Secrecy in International Diplmacy is a Vital Ingredient.There are many situations in which shedding some sunshine on political maneuvers that have been hidden from public view serves the public interest, but, as is so often the case, revealing all secrets is not a universal and absolute good. JFK negotiated a peaceful end to The Cuban Missile Crisis in part by making a secret promise to remove American missiles (equally threatening to Russia as Cuban missiles were to America) from Turkish soil. The nuances, subtleties, and practicalities of international negotiations sometimes require a level of candor among our agents than complete and universal transparency allows. The traditional press, though always (for the last half-century or so, at least) far more inclined toward public disclosure than toward helping government keep secrets, has exercised a bit of self-restraint when a good case could be made for the maintenance of some secrets in service to the public interest. Some are offended by such a notion, but I argue that such a reduction of all things to plebiscite would be crippling to international relations. We formed a representative democracy for a reason; their are functions that require agents to be able to act with some latitude on behalf of their principal, and if we strip all of our agents of all such latitude, we will collectively suffer for it. The difficult challenge of holding our agents accountable to our interests, while empowering them to act with some independent (and even occasionally secretive) latitude, is not a trivial one, and errors will be made of both too much and too little public vigilance, too much and too little government empowerment and authorization.

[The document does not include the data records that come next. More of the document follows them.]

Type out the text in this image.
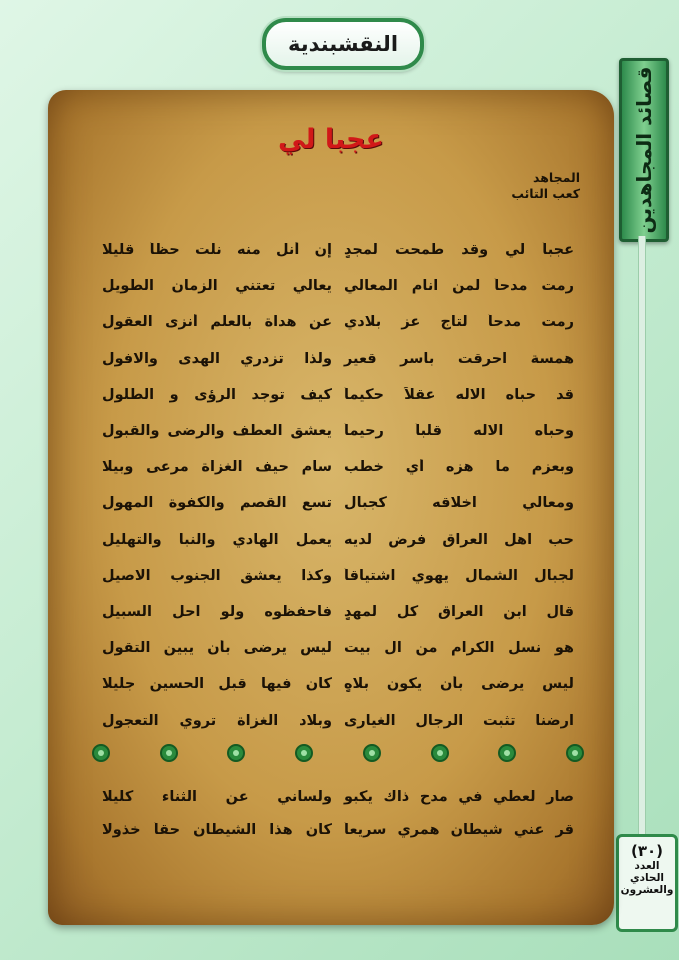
النقشبندية
قصائد المجاهدين
(٣٠)
العدد
الحادي
والعشرون
عجبا لي
المجاهد
كعب التائب
عجباً لي وقد طمحت لمجدٍ
إن أنل منه نلت حظاً قليلا
رمت مدحاً لمن انام المعالي
يعالي تعتني الزمان الطويل
رمت مدحاً لتاج عز بلادي
عن هداة بالعلم أنزى العقول
همسة احرقت باسر قعير
ولذا تزدري الهدى والافول
قد حباه الاله عقلاً حكيماً
كيف توجد الرؤى و الطلول
وحباه الاله قلباً رحيماً
يعشق العطف والرضى والقبول
وبعزم ما هزه أي خطب
سام حيف الغزاة مرعى وبيلا
ومعالي اخلاقه كجبال
تسع القصم والكفوة المهول
حب اهل العراق فرض لديه
يعمل الهادي والنبا والتهليل
لجبال الشمال يهوي اشتياقاً
وكذا يعشق الجنوب الاصيل
قال ابن العراق كل لمهدٍ
فاحفظوه ولو احل السبيل
هو نسل الكرام من آل بيت
ليس يرضى بأن يبين التقول
ليس يرضى بأن يكون بلاهٍ
كان فيها قبل الحسين جليلا
ارضنا تثبت الرجال الغيارى
وبلاد الغزاة تروي التعجول
صار لعطي في مدح ذاك يكبو
ولساني عن الثناء كليلا
قر عني شيطان همري سريعاً
كان هذا الشيطان حقاً خذولا
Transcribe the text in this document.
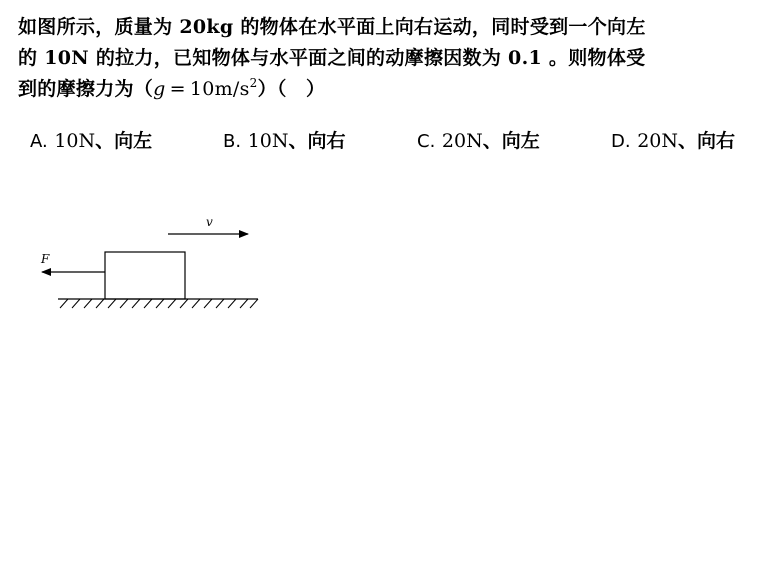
如图所示，质量为 20kg 的物体在水平面上向右运动，同时受到一个向左
的 10N 的拉力，已知物体与水平面之间的动摩擦因数为 0.1 。则物体受
到的摩擦力为$(g = 10m/s^2)$（　）
A. 10N、向左	B. 10N、向右	C. 20N、向左	D. 20N、向右
v
F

But the worst error almost always is the embrace of an extreme and inflexible absolute rather than some acknowledgement of the demands of nuance and subtlety to strike a well-reasoned balance.

While the decentralization of information production and access is, overall, a very powerful tool for human progress, it also poses some serious challenges to our collective welfare on a variety of fronts. One such front is reliability; a great deal of very unreliable information flows very rapidly along virtual networks. Another front involves striking the balance between complete public transparency and some enclaves of confidentiality, a challenge which involves dimensions other than international diplomacy (e.g., decreased confidentiality of personal information of various kinds is another, very different, dimension of this same problem). While some might make a bright line distinction between “public” and “private” information, the more useful distinction is between productive and counterproductive secrecy.